Bu itibarla, Yargıtay 3. Ceza Dairesi tarafından verilen görevsizlik kararı isabetli olup, yargılama konusu suçlarla ilgili temyiz incelemesinin Yargıtay 4. Ceza Dairesince yapılması gerektiğinden, 4. Ceza Dairesi görevsizlik kararının kaldırılmasına, dosyanın anılan Daireye gönderilmesine karar verilmelidir.
Çoğunluk görüşüne katılmayan Kurul Üyesi …:
“Yargıtay Dairelerinin Görevleri 2797 sayılı Yargıtay Kanunun 14. maddesinde belirlenmiştir.

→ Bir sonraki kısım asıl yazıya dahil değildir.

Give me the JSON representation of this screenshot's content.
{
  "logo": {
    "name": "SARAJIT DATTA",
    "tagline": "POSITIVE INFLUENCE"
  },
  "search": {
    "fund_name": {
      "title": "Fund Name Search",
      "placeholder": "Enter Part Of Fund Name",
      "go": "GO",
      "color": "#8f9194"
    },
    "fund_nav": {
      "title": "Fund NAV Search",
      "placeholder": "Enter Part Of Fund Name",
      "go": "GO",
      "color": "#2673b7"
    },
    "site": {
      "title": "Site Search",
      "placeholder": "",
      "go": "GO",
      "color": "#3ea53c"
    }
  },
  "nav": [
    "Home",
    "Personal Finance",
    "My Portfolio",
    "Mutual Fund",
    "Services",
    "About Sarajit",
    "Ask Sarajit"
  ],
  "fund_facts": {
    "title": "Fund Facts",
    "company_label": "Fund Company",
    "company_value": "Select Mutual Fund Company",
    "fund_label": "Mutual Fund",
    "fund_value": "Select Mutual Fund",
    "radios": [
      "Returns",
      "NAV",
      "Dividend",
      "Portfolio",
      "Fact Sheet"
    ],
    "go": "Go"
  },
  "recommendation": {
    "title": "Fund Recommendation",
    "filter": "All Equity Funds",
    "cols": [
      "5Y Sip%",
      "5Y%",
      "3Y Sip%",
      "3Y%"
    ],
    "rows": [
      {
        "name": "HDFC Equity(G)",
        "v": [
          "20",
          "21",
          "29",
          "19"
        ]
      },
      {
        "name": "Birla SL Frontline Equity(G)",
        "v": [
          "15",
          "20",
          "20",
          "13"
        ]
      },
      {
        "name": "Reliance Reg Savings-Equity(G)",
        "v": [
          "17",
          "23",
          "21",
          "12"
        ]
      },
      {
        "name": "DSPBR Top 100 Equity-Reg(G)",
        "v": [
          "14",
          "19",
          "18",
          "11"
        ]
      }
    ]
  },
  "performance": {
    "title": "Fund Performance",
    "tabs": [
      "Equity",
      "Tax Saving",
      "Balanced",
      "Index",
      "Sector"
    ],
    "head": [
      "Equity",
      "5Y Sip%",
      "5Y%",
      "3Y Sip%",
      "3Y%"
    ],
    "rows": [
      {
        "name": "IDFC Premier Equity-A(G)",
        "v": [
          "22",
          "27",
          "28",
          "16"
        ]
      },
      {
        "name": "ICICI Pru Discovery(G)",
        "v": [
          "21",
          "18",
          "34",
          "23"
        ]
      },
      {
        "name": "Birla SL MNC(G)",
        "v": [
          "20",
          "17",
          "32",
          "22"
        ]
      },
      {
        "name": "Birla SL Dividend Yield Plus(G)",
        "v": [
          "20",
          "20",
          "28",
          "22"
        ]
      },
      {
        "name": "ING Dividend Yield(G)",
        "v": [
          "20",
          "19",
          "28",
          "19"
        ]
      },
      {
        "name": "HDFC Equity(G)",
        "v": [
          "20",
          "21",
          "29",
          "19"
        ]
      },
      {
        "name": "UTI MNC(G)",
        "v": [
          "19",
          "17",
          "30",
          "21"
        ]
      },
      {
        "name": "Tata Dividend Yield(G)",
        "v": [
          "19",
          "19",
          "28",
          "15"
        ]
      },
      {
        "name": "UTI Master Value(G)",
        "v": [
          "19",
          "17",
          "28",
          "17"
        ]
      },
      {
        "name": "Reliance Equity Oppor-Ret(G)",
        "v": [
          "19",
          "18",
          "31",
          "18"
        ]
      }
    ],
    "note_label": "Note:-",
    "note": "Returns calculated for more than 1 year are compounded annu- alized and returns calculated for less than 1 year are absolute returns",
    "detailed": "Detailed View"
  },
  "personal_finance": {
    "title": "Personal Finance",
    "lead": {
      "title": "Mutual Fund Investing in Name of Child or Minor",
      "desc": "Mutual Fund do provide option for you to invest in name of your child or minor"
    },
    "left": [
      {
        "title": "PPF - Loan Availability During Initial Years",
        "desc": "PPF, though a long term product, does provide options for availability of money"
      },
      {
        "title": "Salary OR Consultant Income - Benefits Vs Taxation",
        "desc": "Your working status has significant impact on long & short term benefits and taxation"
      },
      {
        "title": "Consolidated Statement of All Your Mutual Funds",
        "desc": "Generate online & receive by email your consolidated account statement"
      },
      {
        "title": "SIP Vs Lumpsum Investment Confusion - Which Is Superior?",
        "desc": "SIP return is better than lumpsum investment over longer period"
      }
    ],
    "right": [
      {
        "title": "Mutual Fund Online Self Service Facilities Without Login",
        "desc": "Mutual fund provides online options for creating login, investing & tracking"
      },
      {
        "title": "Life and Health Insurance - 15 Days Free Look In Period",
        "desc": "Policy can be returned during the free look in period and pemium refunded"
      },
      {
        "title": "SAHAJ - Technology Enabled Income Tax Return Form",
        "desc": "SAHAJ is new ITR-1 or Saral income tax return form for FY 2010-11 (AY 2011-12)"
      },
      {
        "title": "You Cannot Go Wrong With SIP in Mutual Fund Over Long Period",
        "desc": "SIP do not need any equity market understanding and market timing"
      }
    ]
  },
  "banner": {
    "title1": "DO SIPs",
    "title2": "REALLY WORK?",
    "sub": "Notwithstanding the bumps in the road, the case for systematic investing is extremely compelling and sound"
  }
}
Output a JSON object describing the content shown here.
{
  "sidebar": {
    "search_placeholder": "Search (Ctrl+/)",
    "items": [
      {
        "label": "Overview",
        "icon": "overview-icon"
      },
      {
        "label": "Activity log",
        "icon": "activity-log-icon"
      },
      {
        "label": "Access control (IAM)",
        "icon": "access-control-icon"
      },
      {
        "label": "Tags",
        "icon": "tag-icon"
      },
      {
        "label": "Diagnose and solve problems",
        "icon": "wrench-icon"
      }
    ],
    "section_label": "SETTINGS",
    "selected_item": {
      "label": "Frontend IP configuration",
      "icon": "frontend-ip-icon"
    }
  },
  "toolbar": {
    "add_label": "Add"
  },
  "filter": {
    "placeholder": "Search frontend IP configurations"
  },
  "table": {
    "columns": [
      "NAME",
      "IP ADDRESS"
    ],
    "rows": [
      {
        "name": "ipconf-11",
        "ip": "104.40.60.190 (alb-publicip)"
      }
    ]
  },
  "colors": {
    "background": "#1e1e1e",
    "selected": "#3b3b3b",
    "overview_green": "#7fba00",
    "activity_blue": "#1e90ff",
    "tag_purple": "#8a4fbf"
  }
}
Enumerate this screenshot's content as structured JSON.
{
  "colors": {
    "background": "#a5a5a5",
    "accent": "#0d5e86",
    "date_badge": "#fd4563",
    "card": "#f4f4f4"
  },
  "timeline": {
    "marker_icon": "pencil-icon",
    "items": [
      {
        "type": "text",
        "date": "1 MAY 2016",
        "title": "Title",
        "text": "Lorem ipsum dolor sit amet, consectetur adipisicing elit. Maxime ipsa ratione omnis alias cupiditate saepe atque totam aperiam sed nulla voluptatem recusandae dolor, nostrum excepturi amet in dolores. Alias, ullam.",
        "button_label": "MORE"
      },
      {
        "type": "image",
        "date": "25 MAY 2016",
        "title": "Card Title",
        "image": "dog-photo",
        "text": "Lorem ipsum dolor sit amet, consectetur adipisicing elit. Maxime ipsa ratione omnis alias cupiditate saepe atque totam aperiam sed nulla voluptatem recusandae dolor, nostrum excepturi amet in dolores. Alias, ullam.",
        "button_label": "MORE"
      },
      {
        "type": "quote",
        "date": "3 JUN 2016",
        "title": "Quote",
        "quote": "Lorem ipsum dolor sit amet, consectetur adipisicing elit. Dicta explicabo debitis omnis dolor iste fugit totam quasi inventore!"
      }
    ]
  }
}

Bu madde; 28.06.2014 tarihinde yürürlüğe giren 6545 sayılı Türk Ceza Kanunu İle Bazı Kanunlarda Değişiklik Yapılmasına Dair Kanunun 31. maddesiyle değişikliğe uğramış olup, yeni metin Ceza Daireleri için;
‘a) Daireler arasındaki iş bölümünün belirlenmesinde mahkeme kararındaki nitelendirme, mahkûmiyet dışındaki kararlarda ise iddianamede veya iddianame yerine geçen belgedeki nitelendirme esas alınır’ şeklinde düzeltilmiştir.
Değişiklik yapan kanunun 104. maddesi ‘Bu Kanun yayımı tarihinde yürürlüğe girer’ hükmünü amirdir.
Kanun 28.06.2014 tarihinde yürürlüğe girmiştir. İleriye doğru derhal uygulanmak zorunluluğu oluşmuştur.
Yargıtay Ceza Daireleri Başkanlar Kurulu 15.07.2014 tarih ve 236-272 sayılı kararında, ‘2797 sayılı Yargıtay Kanununa 6545 sayılı Kanunun 37. maddesi ile eklenen Geçici 13. maddesinin beşinci fıkrasının; ‘Yargıtay Büyük Genel Kurulunun iş bölümünün onaylanmasına ilişkin kararı uygulanmaya başlayıncaya kadar bu Kanunla yapılan değişiklikten önceki iş bölümüne ilişkin hükümler uygulanmaya devam olunur’ şeklindeki açık düzenlemesi ve madde gerekçesi de göz önünde bulundurulduğunda, Yargıtay Büyük Genel Kurulunca 6545 sayılı Kanun uyarınca yapılması öngörülen işbölümü düzenlemesi inceleme tarihi itibariyle henüz hazırlanıp uygulamaya başlanılmadığından, 2797 sayılı Yargıtay Kanununun Ceza Dairelerin görevlerini düzenleyen 14. maddesinin üçüncü fıkrasının (a) bendinde 6545 sayılı Kanunla yapılan değişikliğin inceleme tarihi itibariyle uygulanmasının mümkün olmadığı sonucuna oybirliğiyle ulaşılarak, uyuşmazlığın mevcut işbölümüne ilişkin hükümler uyarınca çözümüne geçilmiştir’ denilmektedir.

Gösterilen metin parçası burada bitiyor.